13. Heavy-tail Phenomena: Spatio-temporal Extremal Dependence

Author

Lugrin, Thomas

Subjects

Conditional extremes, Asymptotic independence, Regular variation, Extremogram, Hydrology

Abstract

Heavy-tail phenomena are common in real-life data; the finance and insurance industries, telecommunications, and environment-related events offer typical examples of such phenomena. We focus on the particular topic of the extremogram, for which Davis and Mikosh (2009) present an empirical estimator. We propose the use of a semi-parametric model which allows extrapolation beyond the range of the data and flexible enough to cover any type of extremal dependence.

14. Bayesian Semiparametrics for Modelling the Clustering of Extreme Values

Author

Lugrin, Thomas, Davison, Anthony C., and Tawn, Jonathan A.

Subjects

Conditional extremes, Risk, Asymptotic dependence, Stick-breaking, Uncertainty, Dirichlet Process, Clustering in time, Hydrology

Abstract

Extreme events can be statistically characterised as excesses of a high threshold. Inference in this case has to account for dependence between excesses. The peaks over threshold approach suggests pre-processing the series by defining clusters of successive observations and making inference only on maxima of those clusters, which can be assumed independent. There exists however no good method for specifying the clusters, causing quantiles for long return periods to be potentially badly biased.
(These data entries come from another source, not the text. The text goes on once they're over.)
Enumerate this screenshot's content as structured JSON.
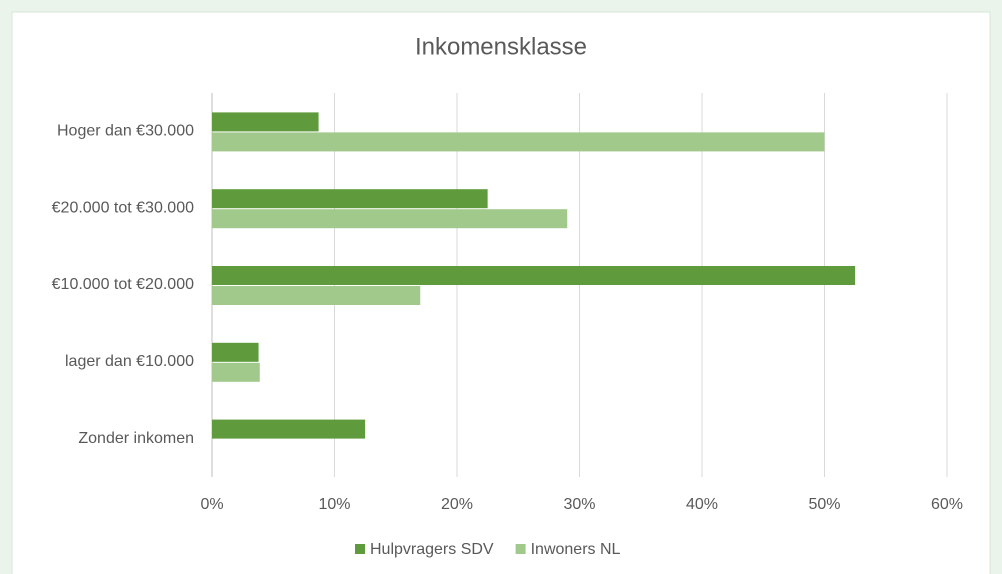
{
  "chart_data": {
    "type": "hbar",
    "title": "Inkomensklasse",
    "categories": [
      "Hoger dan €30.000",
      "€20.000 tot €30.000",
      "€10.000 tot €20.000",
      "lager dan €10.000",
      "Zonder inkomen"
    ],
    "series": [
      {
        "name": "Hulpvragers SDV",
        "color": "#5f9a3c",
        "values": [
          8.7,
          22.5,
          52.5,
          3.8,
          12.5
        ]
      },
      {
        "name": "Inwoners NL",
        "color": "#a2c98c",
        "values": [
          50,
          29,
          17,
          3.9,
          0
        ]
      }
    ],
    "xlim": [
      0,
      60
    ],
    "xticks": [
      {
        "value": 0,
        "label": "0%"
      },
      {
        "value": 10,
        "label": "10%"
      },
      {
        "value": 20,
        "label": "20%"
      },
      {
        "value": 30,
        "label": "30%"
      },
      {
        "value": 40,
        "label": "40%"
      },
      {
        "value": 50,
        "label": "50%"
      },
      {
        "value": 60,
        "label": "60%"
      }
    ],
    "grid": true,
    "legend": "bottom"
  }
}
The peaks over threshold method uses asymptotic results as approximation at finite levels; our goal is to focus on the subasymptotic model suggested by Eastoe and Tawn (2012) to develop new Bayesian semiparametric techniques to properly approach the problem, thus getting an estimation of the full excess distribution uncertainty. A simulation study shows the instability in estimated quantiles based on the peaks over threshold method compared to the subasymptotic model across different cluster definitions. An application on river peakflows is also presented and shows how the subasymptotic model, fitted with the novel semiparametric Bayesian method, can be applied to real data. This work is divided into three main parts: an introductory part which provides an insight into multivariate extremes, with a particular attention to special kinds of dependence involved in this framework. In the second part we introduce a conditional multivariate model and develop a semiparametric Gibbs sampler to fit this particular model. The last part deals with the subasymptotic approach, meant to model short-range dependence of excesses over a threshold. We discuss further improvements and alternatives in the last section.

15. Objective Bayesian Model Selection

Author

Lugrin, Thomas

Subjects

Objective Bayes, g prior, Econometrics, Inclusion probability, Model selection, Bank Index

Abstract

Frequentist and Bayesian approaches to statistics have long been seen as incompatible, but recent work has been done to try and unify them (Bayarri and Berger, 2004; Efron, 2005). Empirical Bayes, approximate Bayesian analysis, and the matching prior approach are examples of methods where prior elicitation is driven by a frequentist interpretation of the data. In this report, we review some standard frequentist and Bayesian model selection techniques and describe how objective Bayes theory can help in this decision-oriented framework, typically by enabling consideration of uncertainty in the model-building process. Objective Bayes mehtods are then used and compared with standard model selection methods on data from the financial sector in Switzerland, Greece, and the United States during 1999 to 2013; results show broad agreement between the methods, but conclusions are less clear-cut in the objective Bayes framework.